About this Course
Apply the skills you learned during the sequence of courses — from needfinding to visual design — as you redesign a new interface, service, or product for your Interaction Design Capstone Project. We’re working with some exciting design teams in Silicon Valley across multiple industries to develop real-world design challenges for this final project. Upon completion, you will have a polished capstone project you can share in your design portfolio to highlight your work and document your design process.
Instructors
Scott Klemmer
Professor
Cognitive Science & Computer Science
Offered by
University of California San Diego
UC San Diego is an academic powerhouse and economic engine, recognized as one of the top 10 public universities by U.S. News and World Report. Innovation is central to who we are and what we do. Here, students learn that knowledge isn’t just acquired in the classroom—life is their laboratory.
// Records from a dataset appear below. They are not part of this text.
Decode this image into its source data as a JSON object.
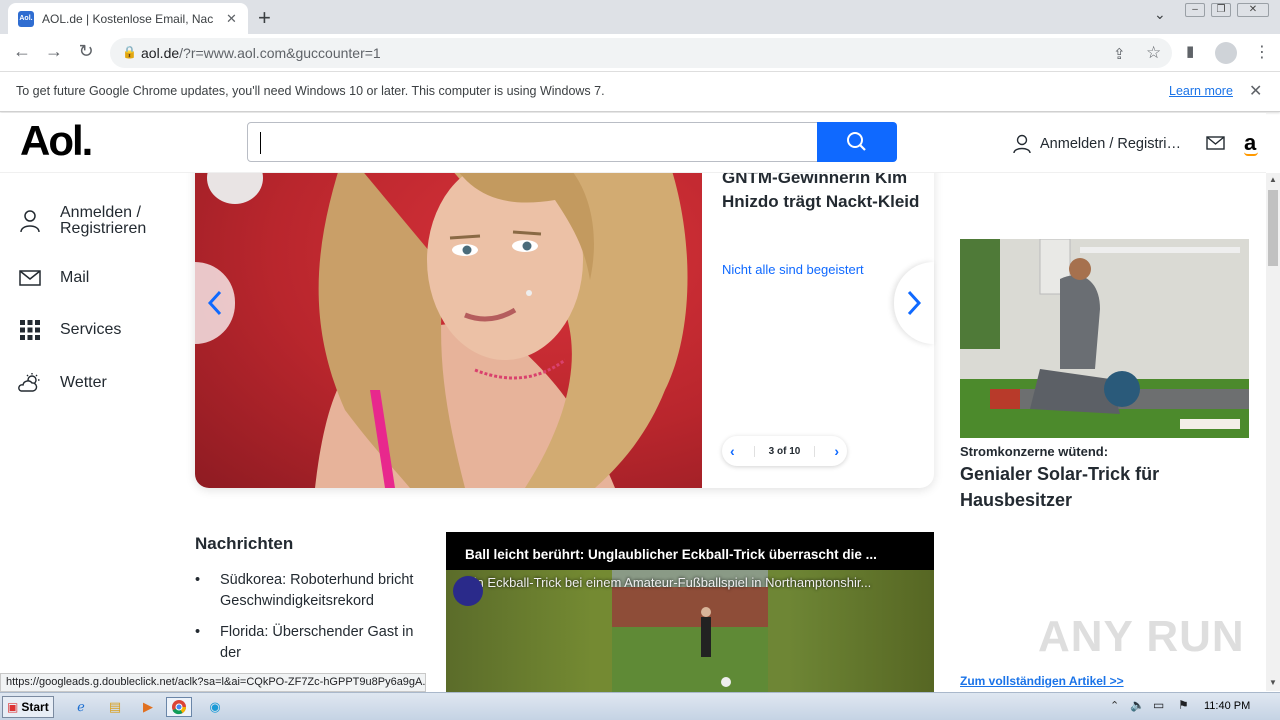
{
  "browser": {
    "tab_title": "AOL.de | Kostenlose Email, Nachrichten",
    "tab_favicon_text": "Aol.",
    "url_host": "aol.de",
    "url_path": "/?r=www.aol.com&guccounter=1",
    "new_tab_symbol": "+"
  },
  "infobar": {
    "message": "To get future Google Chrome updates, you'll need Windows 10 or later. This computer is using Windows 7.",
    "learn_more": "Learn more"
  },
  "header": {
    "logo": "Aol.",
    "search_placeholder": "",
    "login": "Anmelden / Registri…",
    "amazon": "a"
  },
  "sidebar": {
    "items": [
      {
        "label": "Anmelden / Registrieren",
        "icon": "user-icon"
      },
      {
        "label": "Mail",
        "icon": "mail-icon"
      },
      {
        "label": "Services",
        "icon": "grid-icon"
      },
      {
        "label": "Wetter",
        "icon": "weather-icon"
      }
    ]
  },
  "carousel": {
    "headline": "GNTM-Gewinnerin Kim Hnizdo trägt Nackt-Kleid",
    "subline": "Nicht alle sind begeistert",
    "pager": "3 of 10"
  },
  "ad": {
    "kicker": "Stromkonzerne wütend:",
    "title": "Genialer Solar-Trick für Hausbesitzer",
    "link": "Zum vollständigen Artikel >>"
  },
  "news": {
    "heading": "Nachrichten",
    "items": [
      "Südkorea: Roboterhund bricht Geschwindigkeitsrekord",
      "Florida: Überschender Gast in der"
    ]
  },
  "video": {
    "title": "Ball leicht berührt: Unglaublicher Eckball-Trick überrascht die ...",
    "description": "Ein Eckball-Trick bei einem Amateur-Fußballspiel in Northamptonshir..."
  },
  "status_url": "https://googleads.g.doubleclick.net/aclk?sa=l&ai=CQkPO-ZF7Zc-hGPPT9u8Py6a9gA...",
  "watermark": "ANY RUN",
  "taskbar": {
    "start": "Start",
    "clock": "11:40 PM"
  },
  "colors": {
    "aol_blue": "#0f69ff",
    "chrome_tabstrip": "#dee1e6"
  }
}
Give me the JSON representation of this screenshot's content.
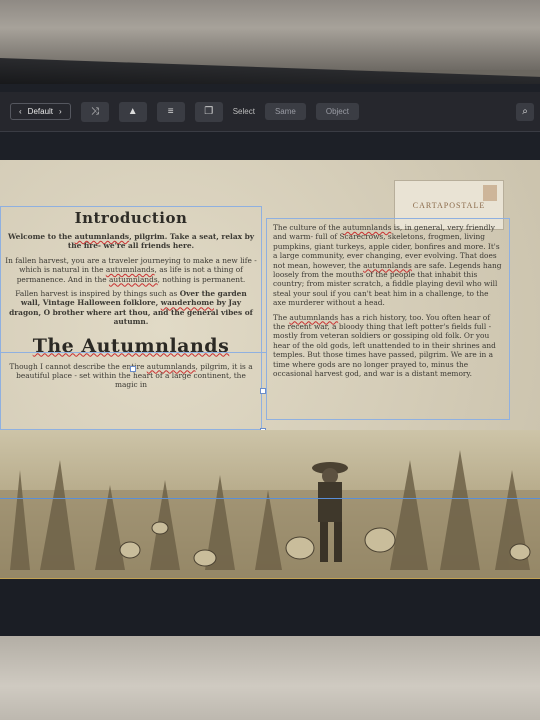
{
  "toolbar": {
    "default_label": "Default",
    "select_label": "Select",
    "same_label": "Same",
    "object_label": "Object"
  },
  "left_column": {
    "heading": "Introduction",
    "welcome_pre": "Welcome to the ",
    "welcome_kw": "autumnlands",
    "welcome_post": ", pilgrim. Take a seat, relax by the fire- we're all friends here.",
    "p2_pre": "In fallen harvest, you are a traveler journeying to make a new life - which is natural in the ",
    "p2_kw1": "autumnlands",
    "p2_mid": ", as life is not a thing of permanence. And in the ",
    "p2_kw2": "autumnlands",
    "p2_post": ", nothing is permanent.",
    "p3_pre": "Fallen harvest is inspired by things such as ",
    "p3_b1": "Over the garden wall, Vintage Halloween folklore, ",
    "p3_kw": "wanderhome",
    "p3_b2": " by Jay dragon, O brother where art thou, and the general vibes of autumn.",
    "heading2": "The Autumnlands",
    "p4_pre": "Though I cannot describe the entire ",
    "p4_kw": "autumnlands",
    "p4_post": ", pilgrim, it is a beautiful place - set within the heart of a large continent, the magic in"
  },
  "right_column": {
    "p1_pre": "The culture of the ",
    "p1_kw1": "autumnlands",
    "p1_mid": " is, in general, very friendly and warm- full of Scarecrows, skeletons, frogmen, living pumpkins, giant turkeys, apple cider, bonfires and more. It's a large community, ever changing, ever evolving. That does not mean, however, the ",
    "p1_kw2": "autumnlands",
    "p1_post": " are safe. Legends hang loosely from the mouths of the people that inhabit this country; from mister scratch, a fiddle playing devil who will steal your soul if you can't beat him in a challenge, to the axe murderer without a head.",
    "p2_pre": "The ",
    "p2_kw": "autumnlands",
    "p2_post": " has a rich history, too. You often hear of the recent war, a bloody thing that left potter's fields full - mostly from veteran soldiers or gossiping old folk. Or you hear of the old gods, left unattended to in their shrines and temples. But those times have passed, pilgrim. We are in a time where gods are no longer prayed to, minus the occasional harvest god, and war is a distant memory."
  },
  "stamp": {
    "text": "CARTAPOSTALE"
  },
  "icons": [
    "chevron-left-icon",
    "chevron-right-icon",
    "shuffle-icon",
    "triangle-icon",
    "align-icon",
    "copy-icon",
    "search-icon"
  ],
  "colors": {
    "toolbar_bg": "#26272d",
    "page_bg": "#d8d1bd",
    "guide": "#7aa0d8",
    "spell": "#c93030"
  }
}
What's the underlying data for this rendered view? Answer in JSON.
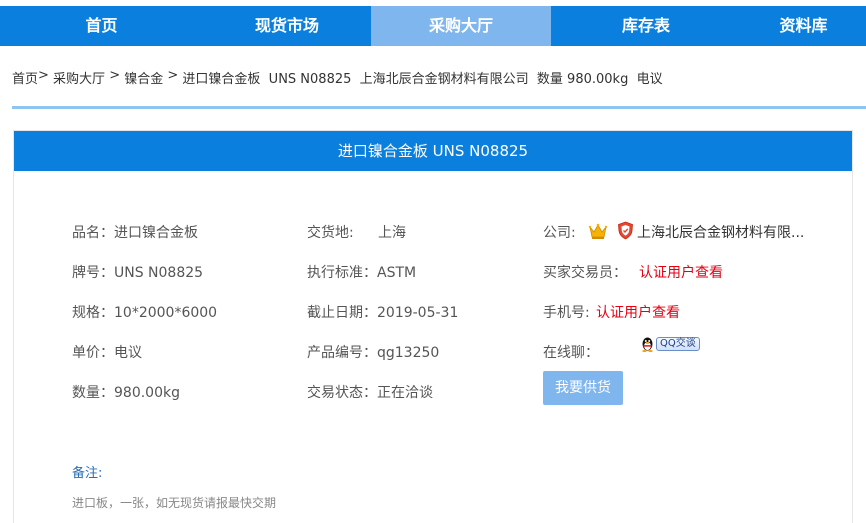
{
  "nav": {
    "items": [
      {
        "label": "首页"
      },
      {
        "label": "现货市场"
      },
      {
        "label": "采购大厅"
      },
      {
        "label": "库存表"
      },
      {
        "label": "资料库"
      }
    ],
    "active_index": 2
  },
  "breadcrumb": {
    "home": "首页",
    "sep1": "> ",
    "purchase": "采购大厅",
    "sep2": " > ",
    "category": "镍合金",
    "sep3": " > ",
    "current": "进口镍合金板  UNS N08825  上海北辰合金钢材料有限公司  数量 980.00kg  电议"
  },
  "panel": {
    "title": "进口镍合金板 UNS N08825"
  },
  "details": {
    "name": "品名：进口镍合金板",
    "grade": "牌号：UNS N08825",
    "spec": "规格：10*2000*6000",
    "price": "单价：电议",
    "quantity": "数量：980.00kg",
    "delivery_label": "交货地:",
    "delivery_value": "上海",
    "standard": "执行标准：ASTM",
    "deadline": "截止日期：2019-05-31",
    "product_no": "产品编号：qg13250",
    "trade_status": "交易状态：正在洽谈",
    "company_label": "公司:",
    "company_value": "上海北辰合金钢材料有限...",
    "buyer_label": "买家交易员：",
    "buyer_value": "认证用户查看",
    "phone_label": "手机号:",
    "phone_value": "认证用户查看",
    "chat_label": "在线聊：",
    "qq_badge": "QQ交谈"
  },
  "supply_button": "我要供货",
  "remark": {
    "label": "备注:",
    "text": "进口板，一张，如无现货请报最快交期"
  },
  "colors": {
    "nav_bg": "#0a7fdd",
    "nav_active": "#7fb6ee",
    "divider": "#8ec4f0",
    "link_red": "#e60012",
    "remark_label": "#2a6fb5"
  },
  "icons": {
    "crown": "crown-icon",
    "shield": "shield-icon",
    "qq": "qq-penguin-icon"
  }
}
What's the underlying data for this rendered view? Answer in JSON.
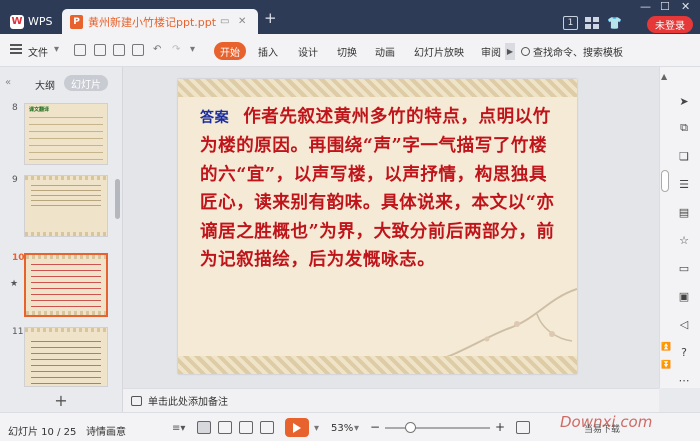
{
  "titlebar": {
    "app_tab": "WPS",
    "document_tab": "黄州新建小竹楼记ppt.ppt",
    "login_button": "未登录",
    "tab_count": "1"
  },
  "menubar": {
    "file": "文件",
    "start": "开始",
    "tabs": [
      "插入",
      "设计",
      "切换",
      "动画",
      "幻灯片放映",
      "审阅"
    ],
    "search": "查找命令、搜索模板"
  },
  "left_panel": {
    "tab_outline": "大纲",
    "tab_slides": "幻灯片",
    "thumbnails": [
      {
        "number": "8",
        "text": "课文翻译"
      },
      {
        "number": "9",
        "text": ""
      },
      {
        "number": "10",
        "text": ""
      },
      {
        "number": "11",
        "text": ""
      }
    ]
  },
  "slide": {
    "answer_label": "答案",
    "body": "作者先叙述黄州多竹的特点，点明以竹为楼的原因。再围绕“声”字一气描写了竹楼的六“宜”，以声写楼，以声抒情，构思独具匠心，读来别有韵味。具体说来，本文以“亦谪居之胜概也”为界，大致分前后两部分，前为记叙描绘，后为发慨咏志。"
  },
  "notes": {
    "placeholder": "单击此处添加备注"
  },
  "statusbar": {
    "slide_counter": "幻灯片 10 / 25",
    "theme": "诗情画意",
    "zoom": "53%"
  },
  "watermark": {
    "logo_text": "Downxi.com",
    "sub_text": "当易下载"
  },
  "colors": {
    "accent": "#e8622d",
    "titlebar_bg": "#2d3b57",
    "slide_text": "#c0141b",
    "answer_label": "#1b2d9c"
  }
}
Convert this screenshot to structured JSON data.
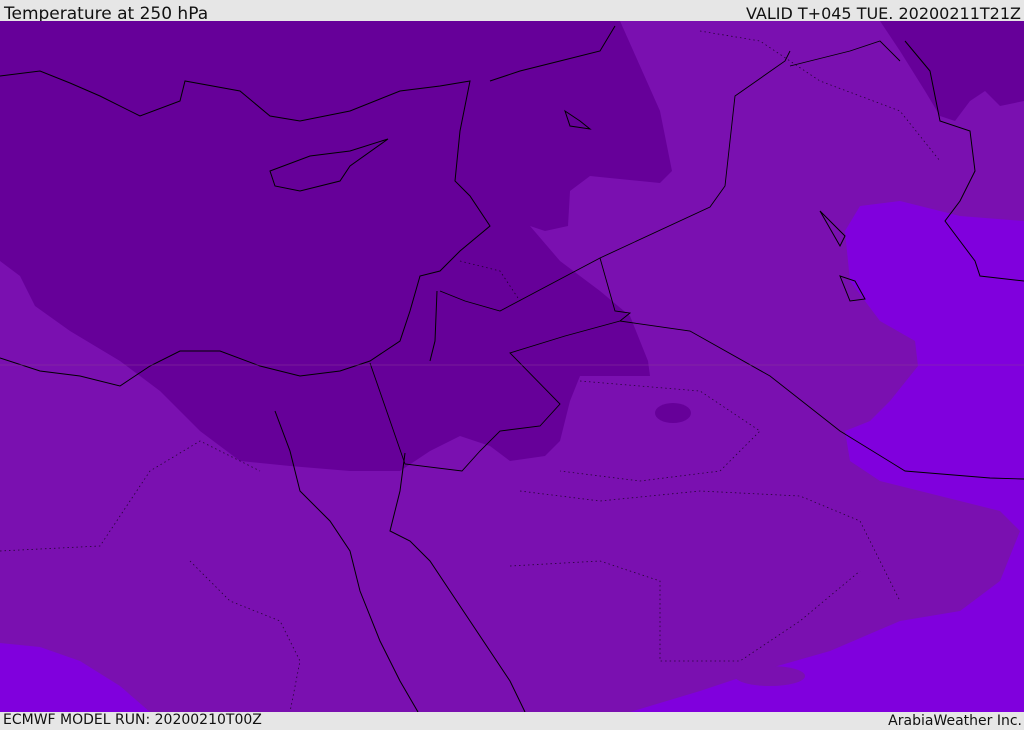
{
  "header": {
    "title": "Temperature at 250 hPa",
    "valid": "VALID T+045 TUE. 20200211T21Z"
  },
  "footer": {
    "model_run": "ECMWF MODEL RUN: 20200210T00Z",
    "credit": "ArabiaWeather Inc."
  },
  "colors": {
    "cold": "#660099",
    "mid": "#7a10b0",
    "warm": "#8000dd",
    "coast": "#000000",
    "background": "#e6e6e6"
  }
}
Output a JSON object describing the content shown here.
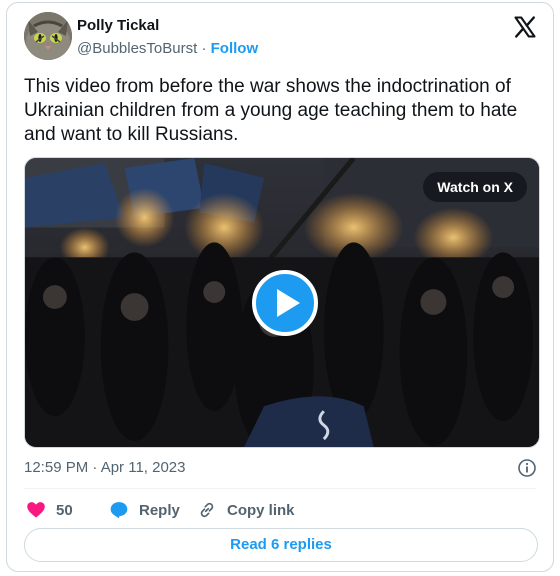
{
  "author": {
    "display_name": "Polly Tickal",
    "handle": "@BubblesToBurst",
    "separator": "·",
    "follow_label": "Follow"
  },
  "tweet": {
    "text": "This video from before the war shows the indoctrination of Ukrainian children from a young age teaching them to hate and want to kill Russians.",
    "timestamp": "12:59 PM · Apr 11, 2023"
  },
  "media": {
    "watch_label": "Watch on X"
  },
  "actions": {
    "like_count": "50",
    "reply_label": "Reply",
    "copy_link_label": "Copy link"
  },
  "footer": {
    "read_replies_label": "Read 6 replies"
  },
  "colors": {
    "accent": "#1d9bf0",
    "like": "#f91880",
    "text_secondary": "#536471"
  }
}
Syllabus – What you will learn from this course
Week 1
Design Thinking Capstone
Welcome to the Interaction Design Capstone Project!
Week 2
Needfinding
As Yogi Berra said, you can observe a lot just by watching. Watching how people do things is a great way to learn their goals and values, and come up with design insight. We call this needfinding. This module trains your eyes and ears to come up with user needs, breakdowns, clever hacks, and opportunities for improvement.
Week 3
Ideation
To maximize your chances of having a great idea, it helps to generate a lot of ideas. Brainstorming is a strategy for rapidly generating lots of ideas. It was named by advertising executive Alex Osborn in his 1953 book, Applied Imagination. When brainstorming, go for volume and defer judgment. Often, something that seems like a crazy idea can lead to something that’s a really good idea. Immerse yourself: it can help to use a whiteboard, butcher paper, or stick post-its on a wall. These ideas will become the ‘soil’ for growing your designs.
Week 4
Prototype
Prototyping is the pivotal activity that structures innovation, collaboration, and creativity in design. Prototyping gets ideas out of your head and into the world. Like a conversation, your ideas will evolve as you articulate them and make them concrete. Prototypes are quick and dirty, not careful museum pieces. The key to prototyping is to jump right in. It’s a tool to see what’s working, what challenges emerge, and to share your ideas with others. Review the user needs you brainstormed. In this assignment, you will flesh out your design ideas by storyboarding and making paper prototypes.
Week 5
Design Heuristics
Design can succeed (or fail) in many ways. That said, there are common heuristics that will get you on the right path. In this module, you will conduct heuristic evaluations (HEs) of another learner’s paper prototype. The heuristic evaluations will be a way to highlight usability issues, and think about how to improve them.
Week 6
A Plan & a Skeleton
A journey of a thousand miles begins with a single step. Figuring out what that first step is–and then what the one after that is–can be especially daunting with creative projects. Making forward progress is a lot easier if you write down concrete, actionable goals. This is the main benefit of a development plan. A development plan also helps you track momentum. Are things progressing at the pace you expected? Faster? Slower? Writing a time estimate into your plan and tracking how long it actually took helps you gauge your pace. The first steps of your plan should be the skeleton that forms the core screens of your design.
Week 7
Ready for Testing
Crunch time! Your interactive prototypes have to be ready for user testing by the end of this assignment.
Week 8
Test your prototype
In this assignment, you will test your prototype in person with two people to find usability bugs & potential improvements.
Week9
Results!
You’ve got data from online users that compares two alternatives. How can you tell whether there is a real difference? Statistical tests, like the CHI-squared test, tell you whether the behavior you observed was likely to have occurred by chance, or whether there’s likely to be a real difference between the designs. A/B experiments like these are becoming increasingly popular in industry because experiments help you test your assumptions.
Week 10
Show & Tell
You’ve done all this great work, and your hard effort has paid off. You’ve brainstormed, prototyped, designed, iterated, refined, and evaluated. Now’s your chance to share your work with the world. This is a great opportunity to tell your design story, and use it as a portfolio to impress your friends, family, and potential employers.